The Spaniard finished 16th after overtaking Pérez and Bottas. The team was the only one that did not bring upgrades to Florida and used the short race to learn about energy management. On Sunday, the goal remains to score the first points.
Aston Martin's reality is stubborn and Fernando Alonso does not hide it, after the Miami Grand Prix sprint race, the Asturian driver bluntly outlined the picture of his team: they are still far from the points, immersed in a fight at the lower end of the grid that not even technical upgrades have been able to reverse.
Alonso finished the short Saturday race in 16th position, but the result was the least of it, the two time Spanish champion made a couple of notable overtakes on the two Cadillacs, first on Valtteri Bottas and then on Sergio Pérez, which at least allowed him to close the day with a small dose of spectacle.
"Well, there we are in our battle at the back (with Checo Pérez), but well, we've been trying to learn things about energy," he summarized frankly when asked about the overtake on the Mexican, adding, revealing what the true objective of the afternoon was.
For Aston Martin, the sprint was not a race as such, it was, in Alonso's own words, a test bench: "We haven't run in a group too much this year either, so we use these moments to follow other cars or even teammates to learn things," the Asturian explained.
The tire choice confirmed that philosophy, while the rest of the grid opted for medium or hard compounds, Aston Martin was the only team that mounted soft tires on both Alonso's and Lance Stroll's cars, a decision that, according to the Spaniard, had a simple explanation: "I don't know, I didn't see the other tires, but we weren't going to get any points either, it was a test session for us, so it didn't matter which tire we used.

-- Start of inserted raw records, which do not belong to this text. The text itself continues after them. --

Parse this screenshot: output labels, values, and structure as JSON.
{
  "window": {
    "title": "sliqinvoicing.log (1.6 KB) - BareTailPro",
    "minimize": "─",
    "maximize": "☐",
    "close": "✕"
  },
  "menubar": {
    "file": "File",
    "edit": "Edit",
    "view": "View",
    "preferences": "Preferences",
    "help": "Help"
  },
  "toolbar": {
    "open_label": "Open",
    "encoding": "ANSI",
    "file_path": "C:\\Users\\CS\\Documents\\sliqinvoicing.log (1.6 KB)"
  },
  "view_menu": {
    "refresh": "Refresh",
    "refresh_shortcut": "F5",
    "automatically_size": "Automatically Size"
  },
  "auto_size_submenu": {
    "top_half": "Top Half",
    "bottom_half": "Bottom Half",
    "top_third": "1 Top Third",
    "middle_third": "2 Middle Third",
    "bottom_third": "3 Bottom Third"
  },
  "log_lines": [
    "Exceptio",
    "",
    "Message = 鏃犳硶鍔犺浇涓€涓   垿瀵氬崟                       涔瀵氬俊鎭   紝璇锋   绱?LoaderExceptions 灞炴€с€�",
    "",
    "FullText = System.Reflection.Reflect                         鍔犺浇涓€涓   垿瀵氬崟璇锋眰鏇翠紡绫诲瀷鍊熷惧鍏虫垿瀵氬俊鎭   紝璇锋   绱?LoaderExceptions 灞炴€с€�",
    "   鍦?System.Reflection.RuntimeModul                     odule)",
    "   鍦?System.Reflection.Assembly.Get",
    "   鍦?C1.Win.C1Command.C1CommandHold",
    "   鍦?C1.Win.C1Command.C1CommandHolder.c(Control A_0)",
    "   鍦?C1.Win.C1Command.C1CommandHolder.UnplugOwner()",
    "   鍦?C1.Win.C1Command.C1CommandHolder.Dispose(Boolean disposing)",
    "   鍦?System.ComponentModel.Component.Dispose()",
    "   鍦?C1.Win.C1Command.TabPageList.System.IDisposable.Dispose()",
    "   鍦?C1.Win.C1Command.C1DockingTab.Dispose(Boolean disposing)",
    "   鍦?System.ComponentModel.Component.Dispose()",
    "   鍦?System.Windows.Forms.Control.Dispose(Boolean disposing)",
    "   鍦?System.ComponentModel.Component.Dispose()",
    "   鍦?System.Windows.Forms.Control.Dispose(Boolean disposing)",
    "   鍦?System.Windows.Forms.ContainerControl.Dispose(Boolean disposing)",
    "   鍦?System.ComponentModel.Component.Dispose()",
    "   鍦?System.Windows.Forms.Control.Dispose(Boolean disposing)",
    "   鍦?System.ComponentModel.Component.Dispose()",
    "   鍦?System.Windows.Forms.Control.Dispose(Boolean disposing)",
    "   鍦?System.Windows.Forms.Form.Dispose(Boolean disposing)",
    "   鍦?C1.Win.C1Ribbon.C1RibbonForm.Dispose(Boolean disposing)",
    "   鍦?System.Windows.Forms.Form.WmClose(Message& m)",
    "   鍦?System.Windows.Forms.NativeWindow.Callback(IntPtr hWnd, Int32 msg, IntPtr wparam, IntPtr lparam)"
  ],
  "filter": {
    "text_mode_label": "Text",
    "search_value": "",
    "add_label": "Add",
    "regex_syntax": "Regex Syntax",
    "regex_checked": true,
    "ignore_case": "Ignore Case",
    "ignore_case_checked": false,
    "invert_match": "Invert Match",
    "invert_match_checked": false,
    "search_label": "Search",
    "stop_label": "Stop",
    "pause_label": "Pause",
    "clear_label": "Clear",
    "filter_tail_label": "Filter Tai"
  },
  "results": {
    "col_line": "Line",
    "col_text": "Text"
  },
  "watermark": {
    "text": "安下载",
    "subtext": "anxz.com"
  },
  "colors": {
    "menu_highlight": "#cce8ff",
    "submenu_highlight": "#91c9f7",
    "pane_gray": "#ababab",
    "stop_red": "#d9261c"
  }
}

We tried to save all the possible ones for tomorrow of the mediums and hards," he added.
The diagnosis is clear: Aston Martin arrives in Miami as the slowest team on the grid, even behind Cadillac, which is in its debut season, worse still, it is the only team that has not introduced upgrades to the AMR26 for this event.
While Ferrari, McLaren and Red Bull have debuted aerodynamic packages, the Silverstone team has limited itself to working with what they had, focusing their efforts on the Honda power unit and energy management.
Alonso himself had already warned in the previous weeks that the team needed time, but time does not seem enough when races without scoring points accumulate. Alonso and Stroll are the only drivers, along with those of Cadillac, who have yet to open their scoring account in 2026, given what was seen in the sprint, and taking into account the decision not to bring upgrades to Florida, it seems complicated for Aston Martin to get its first point of the year in Sunday's race. Alonso, meanwhile, will continue in test mode. He has no other choice.